I am a professor in Department of Applied and Computational Mathematics and Statistics at University of Notre Dame.

I got my bachelor's degree in Automation and master's degree in Pattern Recognition and Intelligent Systems, both from Department of Automation at Tsinghua University. In 2012, I got my PhD in Statistics from Stanford University, under the supervision of Professor Robert Tibshirani. I jointed Notre Dame as a tenure-track Assistant Professor after graduation, was promoted to Associate Professor with tenure in 2017, and to Full Professor in 2020.

I am a statistician, and my main research interest is in developing statistical and computational methods and algorithms on big datasets that challenge tradtional statistical methods and computational power. Especially, my research in recent years focuses on:

1. RNA-seq, and especially, single-cell RNA-seq data analysis. RNA-seq is an ultra-high-throughput technique that generated huge, high-dimensional, and noisy data. The traditional RNA-seq data are a great platform to test your abilities on "classical" statistical models such as generalized linear models and robust statistics. Named "Breakthrough of 2018" by Science, the more recent single-cell RNA-seq data, on the other hand, are an ideal form to test your ability in data mining, such as clustering, classification, and variable selection, because of their much larger sample sizes. This type of data is also much noisier, which makes working on them even more challenging and exciting!

2. Deep-learning neural network. There is no better time to work in this field. Deep-learning has beaten classical machine learning methods in some applications but still struggle on many other data, especially data whose input features are of no spatial and temporal order so that convolution does not make sense. Another big problem of neural network is its poor interpretability. I'm exploring on building high-performance and interpretable neural network models on these data.

3. Network data analysis. Feature extraction in network is an interesting problem. One can use techniques such as graphlets to summarize a network into a vector of features. Or, more elaboratively, one can use graphlets-orbits to summarize a network into a matrix of features. I'm working on proposing efficient ways of feature extraction and efficient ways of using these features to do classification.

4. Collaborations with people from other departments. I am interested in using my techniques in statistical modeling and data mining on all kinds of real data, and I have developed collaborations with researchers from biology, biochemistry, and other departments, in Notre Dame and other institutes. Please do not hesitate to contact me if you have difficult data; I can be the right person to solve your headaches.

5. Fishing. :-) Well, this is not research, but to me it is serious and have brought me as much fun as research.
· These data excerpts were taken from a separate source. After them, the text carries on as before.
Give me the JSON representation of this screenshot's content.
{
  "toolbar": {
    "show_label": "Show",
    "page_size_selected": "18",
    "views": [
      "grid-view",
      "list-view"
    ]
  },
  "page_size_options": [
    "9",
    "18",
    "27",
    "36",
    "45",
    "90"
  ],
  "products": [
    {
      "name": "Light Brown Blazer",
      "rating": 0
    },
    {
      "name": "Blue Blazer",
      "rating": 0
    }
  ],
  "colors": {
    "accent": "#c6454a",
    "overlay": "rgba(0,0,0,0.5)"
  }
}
When I was a five-year-old boy, I built up my first rod, line, and hooks by myself, and got my first fish--a Crucian carp. After that, I never stopped fishing. In California, I went both freshwater and saltwater fishing. Most remarkably, I got an 7 lb 0 oz rainbow trout using 4 lb line (on a Thomas Buoyant spoon), and a 16 lb striper in the San Francisco Bay on the shore (on a piece of squid). My fishing journey in Indiana has started, and here are some of my catches in the St Joseph River: 5 lb 1 oz largemouth bass (on a Texas rig), 13 lb steelhead (on a jerkbait), 11 lb chinook salmon (on a jerkbait), and a 7 lb steelhead with 4 lb line and a 2 inch minnow (when I was targeting crappie)!